In attempt to improve performance of the function (minimise exec. time), I created the following modified func:

def modified_transform_to_array(dataframe, chunk_size=100):
    # group data by 'id'
    grouped = dataframe.groupby('id')
    # initialize lists to store transformed data
    X, y = [], []

    # loop over each group (df[df.id==1] and df[df.id==2])
    for _, group in grouped:
        # get input and label data for group
        inputs = group.loc[:, 'A':'D'].values 
        label = group.loc[:, 'label'].values[0]

        # calculate number of splits
        N = (len(inputs)-1) // chunk_size

        if N > 0:
            # split input data into chunks
            inputs = np.array_split(
             inputs, [chunk_size + (chunk_size*i) for i in range(N)])
        else:
            inputs = [inputs]

        # loop over splits
        for inpt in inputs:
            # pad input data to have a chunk size of chunk_size
            inpt = np.pad(
            inpt, [(0, chunk_size-len(inpt)),(0, 0)], 
                mode='constant')
            # add each input split and corresponding label to lists
            X.append(inpt)
            y.append(label)

    # convert lists to numpy arrays
    X = np.array(X)
    y = np.array(y)

    return X, y

At first, it seems like I succeeded reducing time taken:

start_time = time.time()
X2, y2 = modified_transform_to_array(df)
end_time = time.time()
print(f'Time taken: {end_time - start_time} seconds.')
Time taken: 5.842168092727661 seconds.

However, the result is that it changes the shape of the intended returned value.

X2.shape  # this should be (20000, 1, 100, 4)
(20000, 100, 4)

y.shape  # this is fine
(20000, )

Question

How do I modify modified_transform_to_array() to return the intended array shape (n_samples, 1, chunk_size, 4) since it is much faster?


Solution

  • You can simply reshape the X just before returning it at the end of modified_transform_to_array(), e.g.:

    def modified_transform_to_array( ... ):
    
        ...
    
        # convert lists to numpy arrays
        X = np.array(X)
        y = np.array(y)
        X = X.reshape((X.shape[0], 1, *X.shape[1:]))  # <-- THIS LINE
        return X, y
    

    or, equivalently:

    X = X.reshape((X.shape[0], 1, X.shape[1], X.shape[2]))
    

    As pointed out in @MSS's answer, you can achieve the same reshaping result also with slicing, by starting from a a slicing where you are selecting the whole array (i.e.

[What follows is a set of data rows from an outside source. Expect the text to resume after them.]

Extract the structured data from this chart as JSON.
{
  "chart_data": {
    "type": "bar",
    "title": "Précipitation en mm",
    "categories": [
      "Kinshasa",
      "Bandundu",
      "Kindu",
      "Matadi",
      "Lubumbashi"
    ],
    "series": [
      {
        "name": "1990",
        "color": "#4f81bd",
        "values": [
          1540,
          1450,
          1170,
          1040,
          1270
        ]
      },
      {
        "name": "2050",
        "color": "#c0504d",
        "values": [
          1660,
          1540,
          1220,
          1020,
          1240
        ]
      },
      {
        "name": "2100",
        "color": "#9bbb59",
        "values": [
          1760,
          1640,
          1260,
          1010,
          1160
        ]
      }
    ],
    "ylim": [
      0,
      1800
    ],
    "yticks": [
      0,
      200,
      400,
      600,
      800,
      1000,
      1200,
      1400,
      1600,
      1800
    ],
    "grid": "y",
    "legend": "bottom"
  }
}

X[:, :, :]) and inserting a None (or its more explicit alias np.newaxis) in the position where you want to augment the number of dimensions:

    X = X[:, None, :, :]
    X = X[:, np.newaxis, :, :]
    

    The last two slicing can be replaced by an Ellipsis ... which essentially produces enough full-axis slicing (i.e. : or slice(None)) to fill the whole array dimensions.

    X = X[:, None, ...]
    X = X[:, np.newaxis, ...]
    

    You may want to read the relevant section of NumPy's user guide for further explanations on the use of None and Ellipsis in NumPy's slicing.